State-selective vibrational excitation and dissociation of H2+ by strong infrared laser pulses: below-resonant versus resonant laser fields and electron-field following.

The quantum dynamics of vibrational excitation and dissociation of H(2)(+) by strong and temporally shaped infrared (IR) laser pulses has been studied on the femtosecond (fs) time scale by numerical solution of the time-dependent Schrödinger equation with explicit treatment of nuclear and electron motion beyond the Born-Oppenheimer approximation. Using sin(2)-shaped laser pulses of 120 fs duration with a peak intensity of I(0) > 10(14) W/cm(2), it has been found that below-resonant vibrational excitation with a laser carrier frequency of ω < ω(10)/2 (where ω(10) is the frequency of the |v = 0> → |v = 1> vibrational transition) is much more efficient than a quasi-resonant vibrational excitation at ω ≈ ω(10). In particular, at the below-resonant laser carrier frequency ω = 0.3641 × 10(-2) au (799.17 cm(-1)), dissociation probabilities of H(2)(+) (15.3% at the end of the 120 fs laser pulse and 21% at t = 240 fs) are more than 3 orders of magnitude higher than those obtained for the quasi-resonant laser frequency ω = 1.013 × 10(-2) au (2223.72 cm(-1)).
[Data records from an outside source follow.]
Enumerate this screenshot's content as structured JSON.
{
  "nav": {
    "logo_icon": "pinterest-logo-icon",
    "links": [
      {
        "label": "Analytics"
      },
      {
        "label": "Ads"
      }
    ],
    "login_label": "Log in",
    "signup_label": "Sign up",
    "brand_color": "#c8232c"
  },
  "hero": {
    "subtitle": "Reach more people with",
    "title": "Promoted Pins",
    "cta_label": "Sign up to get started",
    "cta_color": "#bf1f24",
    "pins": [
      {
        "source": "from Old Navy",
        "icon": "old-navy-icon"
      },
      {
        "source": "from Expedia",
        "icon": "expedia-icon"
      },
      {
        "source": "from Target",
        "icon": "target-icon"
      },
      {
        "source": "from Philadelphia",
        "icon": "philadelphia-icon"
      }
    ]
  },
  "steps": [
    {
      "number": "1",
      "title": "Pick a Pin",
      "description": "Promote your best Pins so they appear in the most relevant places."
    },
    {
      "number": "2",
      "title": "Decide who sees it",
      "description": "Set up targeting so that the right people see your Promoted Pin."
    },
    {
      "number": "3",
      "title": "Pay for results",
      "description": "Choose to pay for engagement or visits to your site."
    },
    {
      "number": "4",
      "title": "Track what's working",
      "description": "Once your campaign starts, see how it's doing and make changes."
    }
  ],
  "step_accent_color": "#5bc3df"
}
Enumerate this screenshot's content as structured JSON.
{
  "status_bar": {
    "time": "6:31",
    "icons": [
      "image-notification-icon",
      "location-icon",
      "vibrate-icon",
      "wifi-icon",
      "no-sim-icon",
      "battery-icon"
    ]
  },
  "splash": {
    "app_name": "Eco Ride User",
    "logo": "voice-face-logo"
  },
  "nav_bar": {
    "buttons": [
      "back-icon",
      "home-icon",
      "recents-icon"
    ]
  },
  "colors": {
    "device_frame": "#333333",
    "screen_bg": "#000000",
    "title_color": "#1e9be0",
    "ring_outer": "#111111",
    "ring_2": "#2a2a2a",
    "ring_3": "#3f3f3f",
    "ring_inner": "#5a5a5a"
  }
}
Probabilities of state-selective population transfer to vibrational states |v = 1>, |v = 2>, and |v = 3> from the vibrational ground state |v = 0> of about 85% have been calculated in the optimal below-resonant cases. The underlying mechanism of the efficient below-resonant vibrational excitation is the electron-field following and simultaneous transfer of energy to the nuclear coordinate.